Das sagte vor wenigen Tagen Antonio Rüdiger, der 26 Jahre alte Innenverteidiger des FC Chelsea nach einer Begegnung gegen Tottenham Hotspur und öffnete eine Tür zu seinem Seelenleben. Der Nationalspieler und ehemalige VfB-Verteidiger sieht sich fortwährend rassistischen Beleidigungen ausgesetzt. Einer Gruppe englischer Journalisten sagte er: „Ich möchte niemanden beleidigen, aber ihr werdet nie verstehen, was mir oder anderen schwarzen Spielern in diesem Moment durch den Kopf geht. Ich bin alleine. Ich bin total alleine.“

Dietmar Hopp war nicht alleine, als er in Hoffenheim das „Hurensohn-Banner“ sehen musste. Im Gegenteil: es solidarisierten sich fast alle mit ihm: Die eigene und die gegnerische Mannschaft, die Verantwortlichen des FC Bayern, Sky, die Sportschau, der DFB-Präsident, der Kicker, die Polizei, Mario Basler, alle. Ein Verhalten, das man sich auch bei anderen Vergehen wünschen würde.

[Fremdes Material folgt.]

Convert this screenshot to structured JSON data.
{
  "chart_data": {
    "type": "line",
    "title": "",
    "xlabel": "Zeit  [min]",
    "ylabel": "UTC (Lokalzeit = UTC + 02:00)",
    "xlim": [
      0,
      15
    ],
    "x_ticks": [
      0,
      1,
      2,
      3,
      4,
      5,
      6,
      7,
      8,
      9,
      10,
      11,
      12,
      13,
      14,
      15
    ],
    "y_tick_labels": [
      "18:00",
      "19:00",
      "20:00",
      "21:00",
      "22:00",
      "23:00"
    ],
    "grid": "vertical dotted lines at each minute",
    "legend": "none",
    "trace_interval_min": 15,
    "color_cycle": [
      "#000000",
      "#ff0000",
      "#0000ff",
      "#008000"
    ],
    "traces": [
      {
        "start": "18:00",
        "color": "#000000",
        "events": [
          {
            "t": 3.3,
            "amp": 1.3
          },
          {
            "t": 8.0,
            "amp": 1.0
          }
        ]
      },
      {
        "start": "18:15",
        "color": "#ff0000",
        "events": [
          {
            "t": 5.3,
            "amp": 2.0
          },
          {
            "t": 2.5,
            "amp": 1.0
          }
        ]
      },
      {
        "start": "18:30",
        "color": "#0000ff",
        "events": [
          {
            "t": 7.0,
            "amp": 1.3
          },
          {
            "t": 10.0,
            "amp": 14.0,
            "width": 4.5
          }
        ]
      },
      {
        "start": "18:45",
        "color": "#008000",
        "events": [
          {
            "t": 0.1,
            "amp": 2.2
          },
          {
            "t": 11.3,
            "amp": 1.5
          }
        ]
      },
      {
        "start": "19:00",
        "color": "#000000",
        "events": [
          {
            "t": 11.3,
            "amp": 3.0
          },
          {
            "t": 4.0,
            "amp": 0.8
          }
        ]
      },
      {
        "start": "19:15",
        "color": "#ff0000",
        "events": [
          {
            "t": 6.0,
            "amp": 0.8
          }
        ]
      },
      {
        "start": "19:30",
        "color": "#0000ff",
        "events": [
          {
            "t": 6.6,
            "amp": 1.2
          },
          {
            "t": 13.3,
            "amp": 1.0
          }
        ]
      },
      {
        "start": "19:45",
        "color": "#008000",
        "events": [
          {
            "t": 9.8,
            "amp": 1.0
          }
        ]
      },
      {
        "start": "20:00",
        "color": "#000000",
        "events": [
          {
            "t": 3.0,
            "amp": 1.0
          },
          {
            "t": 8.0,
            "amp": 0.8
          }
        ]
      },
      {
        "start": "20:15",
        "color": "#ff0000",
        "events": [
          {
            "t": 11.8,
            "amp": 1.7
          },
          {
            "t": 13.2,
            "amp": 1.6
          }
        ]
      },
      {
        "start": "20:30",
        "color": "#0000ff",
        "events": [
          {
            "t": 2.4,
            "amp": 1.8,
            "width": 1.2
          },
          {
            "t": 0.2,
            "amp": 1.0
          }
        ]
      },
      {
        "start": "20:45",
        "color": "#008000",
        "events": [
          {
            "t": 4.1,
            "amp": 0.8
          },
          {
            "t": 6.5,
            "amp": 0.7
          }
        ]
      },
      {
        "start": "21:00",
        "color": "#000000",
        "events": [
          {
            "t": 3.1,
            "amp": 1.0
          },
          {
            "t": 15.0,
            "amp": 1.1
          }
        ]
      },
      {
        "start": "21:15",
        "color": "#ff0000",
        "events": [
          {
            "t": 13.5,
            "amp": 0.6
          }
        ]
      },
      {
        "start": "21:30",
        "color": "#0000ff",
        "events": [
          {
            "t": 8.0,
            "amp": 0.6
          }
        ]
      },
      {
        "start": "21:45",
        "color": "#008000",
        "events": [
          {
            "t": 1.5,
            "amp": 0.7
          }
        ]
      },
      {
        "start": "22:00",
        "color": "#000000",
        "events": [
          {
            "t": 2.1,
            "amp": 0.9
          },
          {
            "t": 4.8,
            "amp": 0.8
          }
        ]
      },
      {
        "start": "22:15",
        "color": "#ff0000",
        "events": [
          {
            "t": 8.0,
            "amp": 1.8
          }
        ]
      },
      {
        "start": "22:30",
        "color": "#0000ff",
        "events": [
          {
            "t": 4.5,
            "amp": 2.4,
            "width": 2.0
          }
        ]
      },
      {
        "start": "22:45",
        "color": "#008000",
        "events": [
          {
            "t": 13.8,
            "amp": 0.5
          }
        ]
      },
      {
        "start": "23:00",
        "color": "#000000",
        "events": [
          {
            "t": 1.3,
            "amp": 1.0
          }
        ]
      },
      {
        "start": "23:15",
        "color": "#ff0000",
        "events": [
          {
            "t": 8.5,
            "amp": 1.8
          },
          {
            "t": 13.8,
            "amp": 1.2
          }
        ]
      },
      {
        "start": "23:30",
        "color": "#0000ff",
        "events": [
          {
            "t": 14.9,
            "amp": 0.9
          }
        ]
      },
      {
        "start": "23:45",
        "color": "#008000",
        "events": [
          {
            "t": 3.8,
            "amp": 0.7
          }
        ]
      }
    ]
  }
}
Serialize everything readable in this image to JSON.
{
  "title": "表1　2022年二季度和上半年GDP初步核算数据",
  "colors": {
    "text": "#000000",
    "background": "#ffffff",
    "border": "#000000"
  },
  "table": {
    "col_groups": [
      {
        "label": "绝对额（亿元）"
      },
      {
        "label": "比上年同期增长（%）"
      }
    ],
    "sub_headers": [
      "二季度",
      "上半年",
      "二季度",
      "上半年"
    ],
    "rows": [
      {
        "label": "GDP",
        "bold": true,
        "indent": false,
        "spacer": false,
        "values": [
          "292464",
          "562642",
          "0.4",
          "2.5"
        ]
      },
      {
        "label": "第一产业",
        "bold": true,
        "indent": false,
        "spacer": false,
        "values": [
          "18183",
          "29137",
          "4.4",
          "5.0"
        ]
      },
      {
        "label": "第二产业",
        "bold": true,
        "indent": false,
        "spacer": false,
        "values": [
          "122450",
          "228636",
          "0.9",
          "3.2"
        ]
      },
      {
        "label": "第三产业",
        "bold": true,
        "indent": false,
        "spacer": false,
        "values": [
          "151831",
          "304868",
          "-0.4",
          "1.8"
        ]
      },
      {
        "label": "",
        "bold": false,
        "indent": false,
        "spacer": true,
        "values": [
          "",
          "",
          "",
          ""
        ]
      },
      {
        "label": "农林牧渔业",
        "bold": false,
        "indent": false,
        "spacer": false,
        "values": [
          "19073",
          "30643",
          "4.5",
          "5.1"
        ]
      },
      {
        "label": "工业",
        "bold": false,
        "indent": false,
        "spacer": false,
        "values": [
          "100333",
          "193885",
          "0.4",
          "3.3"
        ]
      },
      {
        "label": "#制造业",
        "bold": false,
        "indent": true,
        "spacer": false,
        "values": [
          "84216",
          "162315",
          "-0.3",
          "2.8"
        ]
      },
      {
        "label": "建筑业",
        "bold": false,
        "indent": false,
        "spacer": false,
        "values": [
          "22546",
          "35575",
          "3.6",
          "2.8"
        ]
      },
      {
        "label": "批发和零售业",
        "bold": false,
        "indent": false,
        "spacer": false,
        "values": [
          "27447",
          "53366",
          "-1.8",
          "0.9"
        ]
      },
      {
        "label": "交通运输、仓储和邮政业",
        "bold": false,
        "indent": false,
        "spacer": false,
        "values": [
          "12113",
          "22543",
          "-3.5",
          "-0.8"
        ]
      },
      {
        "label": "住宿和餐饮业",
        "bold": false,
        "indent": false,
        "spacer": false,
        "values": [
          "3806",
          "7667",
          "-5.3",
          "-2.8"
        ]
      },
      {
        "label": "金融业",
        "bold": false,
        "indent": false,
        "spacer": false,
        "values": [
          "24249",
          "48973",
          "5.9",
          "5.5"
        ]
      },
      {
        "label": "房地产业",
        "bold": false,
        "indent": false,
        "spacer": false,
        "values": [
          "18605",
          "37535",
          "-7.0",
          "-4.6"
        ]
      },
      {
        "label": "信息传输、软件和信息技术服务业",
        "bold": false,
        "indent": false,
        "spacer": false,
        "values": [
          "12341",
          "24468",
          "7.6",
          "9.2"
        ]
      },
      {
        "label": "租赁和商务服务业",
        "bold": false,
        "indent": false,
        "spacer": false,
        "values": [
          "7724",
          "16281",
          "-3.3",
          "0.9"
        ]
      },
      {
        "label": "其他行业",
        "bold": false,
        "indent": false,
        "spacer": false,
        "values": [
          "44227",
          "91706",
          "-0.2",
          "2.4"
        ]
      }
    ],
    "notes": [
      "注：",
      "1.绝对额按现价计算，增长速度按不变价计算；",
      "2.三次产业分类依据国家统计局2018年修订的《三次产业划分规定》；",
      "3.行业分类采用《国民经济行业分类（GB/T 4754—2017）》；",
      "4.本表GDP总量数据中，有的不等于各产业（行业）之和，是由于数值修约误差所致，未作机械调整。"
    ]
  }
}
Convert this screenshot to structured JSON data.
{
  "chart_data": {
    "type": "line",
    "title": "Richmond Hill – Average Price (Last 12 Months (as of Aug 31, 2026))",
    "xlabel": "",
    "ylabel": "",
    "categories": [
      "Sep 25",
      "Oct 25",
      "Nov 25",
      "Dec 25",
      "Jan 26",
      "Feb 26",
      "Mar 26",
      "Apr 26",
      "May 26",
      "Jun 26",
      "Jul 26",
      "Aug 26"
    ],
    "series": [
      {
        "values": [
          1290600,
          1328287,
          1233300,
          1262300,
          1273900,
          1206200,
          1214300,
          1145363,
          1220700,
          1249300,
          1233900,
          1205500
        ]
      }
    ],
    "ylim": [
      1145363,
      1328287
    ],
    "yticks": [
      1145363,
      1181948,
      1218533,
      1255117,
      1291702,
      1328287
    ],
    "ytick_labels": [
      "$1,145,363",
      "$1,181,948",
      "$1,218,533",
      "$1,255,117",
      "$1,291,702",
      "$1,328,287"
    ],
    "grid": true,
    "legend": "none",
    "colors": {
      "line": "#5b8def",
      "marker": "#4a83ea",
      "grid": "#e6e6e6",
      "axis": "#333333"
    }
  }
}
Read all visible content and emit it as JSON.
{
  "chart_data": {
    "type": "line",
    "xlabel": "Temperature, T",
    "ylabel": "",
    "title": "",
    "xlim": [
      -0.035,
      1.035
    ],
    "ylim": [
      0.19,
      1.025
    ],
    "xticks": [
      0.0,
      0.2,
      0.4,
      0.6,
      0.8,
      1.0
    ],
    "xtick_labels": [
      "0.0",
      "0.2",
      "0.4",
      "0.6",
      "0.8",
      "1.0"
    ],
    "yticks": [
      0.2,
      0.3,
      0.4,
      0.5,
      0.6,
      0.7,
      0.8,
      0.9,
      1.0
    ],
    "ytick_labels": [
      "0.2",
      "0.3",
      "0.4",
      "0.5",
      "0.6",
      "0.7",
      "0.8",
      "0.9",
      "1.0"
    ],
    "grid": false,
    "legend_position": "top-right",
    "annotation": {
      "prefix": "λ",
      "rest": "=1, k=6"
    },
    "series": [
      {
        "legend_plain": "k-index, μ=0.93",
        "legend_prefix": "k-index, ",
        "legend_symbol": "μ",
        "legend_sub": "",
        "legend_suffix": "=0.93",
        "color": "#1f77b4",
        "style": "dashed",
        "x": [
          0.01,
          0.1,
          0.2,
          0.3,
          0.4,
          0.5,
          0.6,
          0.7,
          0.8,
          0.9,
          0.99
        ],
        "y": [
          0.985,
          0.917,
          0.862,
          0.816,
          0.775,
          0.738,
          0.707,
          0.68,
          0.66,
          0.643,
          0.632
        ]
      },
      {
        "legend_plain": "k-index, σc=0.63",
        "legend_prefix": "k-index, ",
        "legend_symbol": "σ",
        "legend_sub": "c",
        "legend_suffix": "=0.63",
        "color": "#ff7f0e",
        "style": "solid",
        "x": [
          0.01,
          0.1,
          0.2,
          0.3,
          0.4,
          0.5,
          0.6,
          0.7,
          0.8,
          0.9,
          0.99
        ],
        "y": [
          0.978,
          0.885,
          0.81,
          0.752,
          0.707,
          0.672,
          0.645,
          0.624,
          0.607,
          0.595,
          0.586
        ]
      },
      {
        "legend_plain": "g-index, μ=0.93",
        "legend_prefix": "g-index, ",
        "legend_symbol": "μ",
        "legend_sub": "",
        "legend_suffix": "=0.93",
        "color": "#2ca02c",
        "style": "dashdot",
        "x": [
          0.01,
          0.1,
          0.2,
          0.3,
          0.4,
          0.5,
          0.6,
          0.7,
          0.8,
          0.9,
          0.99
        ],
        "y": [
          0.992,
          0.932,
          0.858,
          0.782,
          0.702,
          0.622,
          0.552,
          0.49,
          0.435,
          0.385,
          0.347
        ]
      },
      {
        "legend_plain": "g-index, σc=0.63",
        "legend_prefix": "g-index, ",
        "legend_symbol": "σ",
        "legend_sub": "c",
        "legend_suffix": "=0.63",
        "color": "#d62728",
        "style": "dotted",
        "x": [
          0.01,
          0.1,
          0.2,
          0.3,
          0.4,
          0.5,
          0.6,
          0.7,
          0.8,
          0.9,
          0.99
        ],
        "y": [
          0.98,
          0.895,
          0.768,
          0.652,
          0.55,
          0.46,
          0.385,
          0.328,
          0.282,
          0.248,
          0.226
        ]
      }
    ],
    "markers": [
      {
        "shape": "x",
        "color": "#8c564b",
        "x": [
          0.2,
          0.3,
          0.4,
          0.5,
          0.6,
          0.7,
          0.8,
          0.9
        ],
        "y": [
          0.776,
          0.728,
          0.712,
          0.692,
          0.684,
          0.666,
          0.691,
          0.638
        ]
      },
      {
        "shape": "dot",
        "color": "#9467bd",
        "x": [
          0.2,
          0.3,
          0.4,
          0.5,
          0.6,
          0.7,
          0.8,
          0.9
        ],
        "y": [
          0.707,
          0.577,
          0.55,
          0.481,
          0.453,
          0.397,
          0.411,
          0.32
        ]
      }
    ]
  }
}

Die Bayern-Anhänger aufgrund des Banners als „hässliches Gesicht des Fußballs“ zu bezeichnen, ist nur konsequent aus Sicht von Bayern-Boss Karlheinz Rummenigge. Schließlich ist es die organisierte Fanszene, die ihre Großkopferten daran erinnert, dass Steuerhinterziehung eine Straftat ist oder dass das Trainingslager in Katar moralisch nicht zu rechtfertigen ist. Sie ist es, die dafür sorgt, dass der ehemalige jüdische Bayern-Präsidenten Kurt Landauer die Credits bekommt, die er verdient. Die Ultras sind nicht nur in München oft genug der moralische Kompass der Clubs. Und das macht sie unbequem für die Funktionäre. Das macht sie aber noch lange nicht zum hässlichen Gesicht des Fußballs. Hässlich sind die Proteste höchstens in der Wortwahl, denn unbegründet sind sie nicht. Sie richten sich gegen die Person Hopp, weil er mit seinem Projekt Hoffenheim das System ausgehebelt hat. Mit seinen nahezu unerschöpflichen finanziellen Mitteln hat er den Wettbewerb im deutschen Fußball unterwandert, wie nach ihm RB Leipzig, wie vor ihm Leverkusen und Wolfsburg. Gegen Hopp zu protestieren, bedeutet das System anzuprangern, in dem Geld Tradition schlägt und Menschen wie Hopp und Mateschitz sich mit dem Wohlwollen von DFB und DFL einen Bundesligaclub als Hobby leisten können. Offensichtlich sehen die Fans keine andere Möglichkeit mehr, als mit Ausdrücken unter der Gürtellinie Aufmerksamkeit zu erregen. Keine Frage: „Hopp als Hurensohn zu beschimpfen, ist eine billige und fantasielose Beleidigung, die allerdings erst durch Hopps Empörung unter den Fans immer populärer wurde.“ Aber übermäßiges Taktgefühl und Eloquenz konnte man den Ultras der Liga auch noch nie vorwerfen. Und, nur damit wir uns nicht falsch verstehen: Niemand sollte sein Konterfei verziert mit einem Fadenkreuz sehen müsen. Das ist keine Geschmacklosigkeit mehr, sondern schlichtweg ein No-go.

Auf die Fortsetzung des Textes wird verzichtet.